Now, we can calculate the slope of the line (b) using the formula:

b = Sum of xy product / Sum of x squared deviation
b = -1285.7 / 3,202,392.6
b ≈ -0.00040144

Next, we can calculate the y-intercept (a) using the formula:

a = mean of y - (b * mean of x)
a = 14.5 - (-0.00040144 * 799.4)
a ≈ 14.8117

Therefore, the linear regression equation of the line of best fit for the data is:

y ≈ 14.8117 - 0.00040144x

a. To plot the data points, take the years on the x-axis and the corresponding percentages of the labor force on the y-axis. Here is the table with the data points:

| Year | % of Labor Force |
|------|-----------------|
| 1990 | 12.6% |
| 1995 | 13.4% |
| 2000 | 14.4% |
| 2005 | 15.5% |
| 2007 | 16.6% |

Plot these points on a graph.

b. To find the linear regression equation of the line of best fit for the data, you can use statistical software or tools like Microsoft Excel. Alternatively, you can calculate it manually using linear regression formulas.
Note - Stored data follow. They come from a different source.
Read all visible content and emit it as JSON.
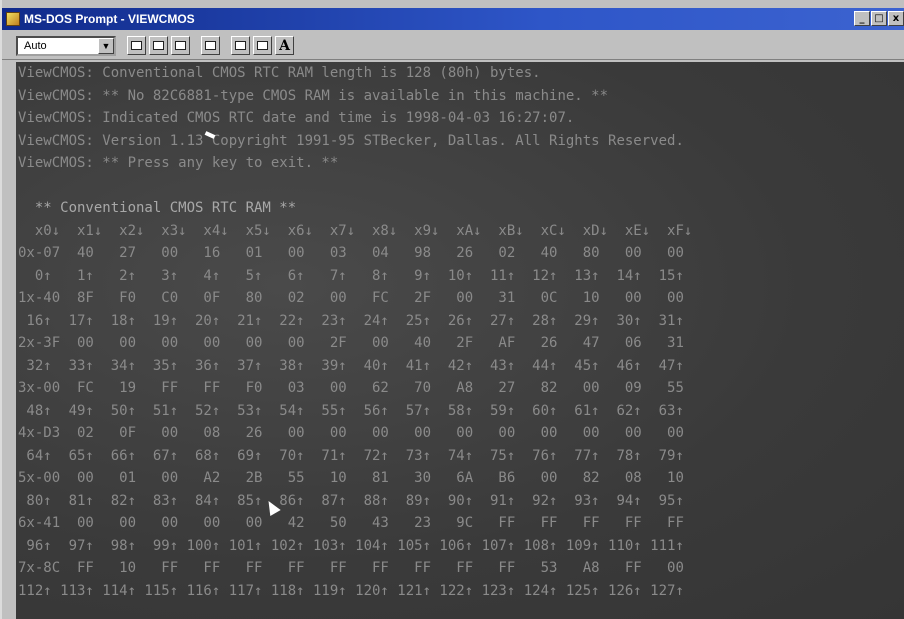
{
  "window": {
    "title": "MS-DOS Prompt - VIEWCMOS",
    "buttons": {
      "minimize": "_",
      "maximize": "□",
      "close": "x"
    }
  },
  "toolbar": {
    "font_size_value": "Auto",
    "font_button_label": "A",
    "icons": [
      "mark-icon",
      "copy-icon",
      "paste-icon",
      "fullscreen-icon",
      "properties-icon",
      "background-icon",
      "font-icon"
    ]
  },
  "console": {
    "lines": [
      "ViewCMOS: Conventional CMOS RTC RAM length is 128 (80h) bytes.",
      "ViewCMOS: ** No 82C6881-type CMOS RAM is available in this machine. **",
      "ViewCMOS: Indicated CMOS RTC date and time is 1998-04-03 16:27:07.",
      "ViewCMOS: Version 1.13 Copyright 1991-95 STBecker, Dallas. All Rights Reserved.",
      "ViewCMOS: ** Press any key to exit. **",
      "",
      "  ** Conventional CMOS RTC RAM **",
      "  x0↓  x1↓  x2↓  x3↓  x4↓  x5↓  x6↓  x7↓  x8↓  x9↓  xA↓  xB↓  xC↓  xD↓  xE↓  xF↓",
      "0x-07  40   27   00   16   01   00   03   04   98   26   02   40   80   00   00",
      "  0↑   1↑   2↑   3↑   4↑   5↑   6↑   7↑   8↑   9↑  10↑  11↑  12↑  13↑  14↑  15↑",
      "1x-40  8F   F0   C0   0F   80   02   00   FC   2F   00   31   0C   10   00   00",
      " 16↑  17↑  18↑  19↑  20↑  21↑  22↑  23↑  24↑  25↑  26↑  27↑  28↑  29↑  30↑  31↑",
      "2x-3F  00   00   00   00   00   00   2F   00   40   2F   AF   26   47   06   31",
      " 32↑  33↑  34↑  35↑  36↑  37↑  38↑  39↑  40↑  41↑  42↑  43↑  44↑  45↑  46↑  47↑",
      "3x-00  FC   19   FF   FF   F0   03   00   62   70   A8   27   82   00   09   55",
      " 48↑  49↑  50↑  51↑  52↑  53↑  54↑  55↑  56↑  57↑  58↑  59↑  60↑  61↑  62↑  63↑",
      "4x-D3  02   0F   00   08   26   00   00   00   00   00   00   00   00   00   00",
      " 64↑  65↑  66↑  67↑  68↑  69↑  70↑  71↑  72↑  73↑  74↑  75↑  76↑  77↑  78↑  79↑",
      "5x-00  00   01   00   A2   2B   55   10   81   30   6A   B6   00   82   08   10",
      " 80↑  81↑  82↑  83↑  84↑  85↑  86↑  87↑  88↑  89↑  90↑  91↑  92↑  93↑  94↑  95↑",
      "6x-41  00   00   00   00   00   42   50   43   23   9C   FF   FF   FF   FF   FF",
      " 96↑  97↑  98↑  99↑ 100↑ 101↑ 102↑ 103↑ 104↑ 105↑ 106↑ 107↑ 108↑ 109↑ 110↑ 111↑",
      "7x-8C  FF   10   FF   FF   FF   FF   FF   FF   FF   FF   FF   53   A8   FF   00",
      "112↑ 113↑ 114↑ 115↑ 116↑ 117↑ 118↑ 119↑ 120↑ 121↑ 122↑ 123↑ 124↑ 125↑ 126↑ 127↑"
    ]
  }
}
The linear regression equation takes the form:

y = mx + b

Where:
- y is the dependent variable (the percentage of the labor force)
- x is the independent variable (the number of years since 1990)
- m is the slope of the line (representing the rate of change)
- b is the y-intercept (the value of y when x is 0)

By performing linear regression, you'll find the values for m and b, which will give you the equation of the line of best fit.

c. The slope of the line indicates the rate of change in the percentage of the labor force. In this situation, if the slope is positive, it means that the percentage of adults in the labor force ages 65 or older who are still working has been increasing over time. A higher positive slope indicates a steeper increase, while a lower slope indicates a slower increase.

d. To predict the percentage of the labor force that is 65 years old or older in the year 2025, you can use the linear regression equation obtained in part b. Substitute x = 2025 - 1990 = 35 (since 2025 is 35 years after 1990) into the equation to find the predicted y value. Make sure to perform the calculation in the proper decimal format. This prediction assumes that the trend observed in the data from 1990 to 2007 continues linearly.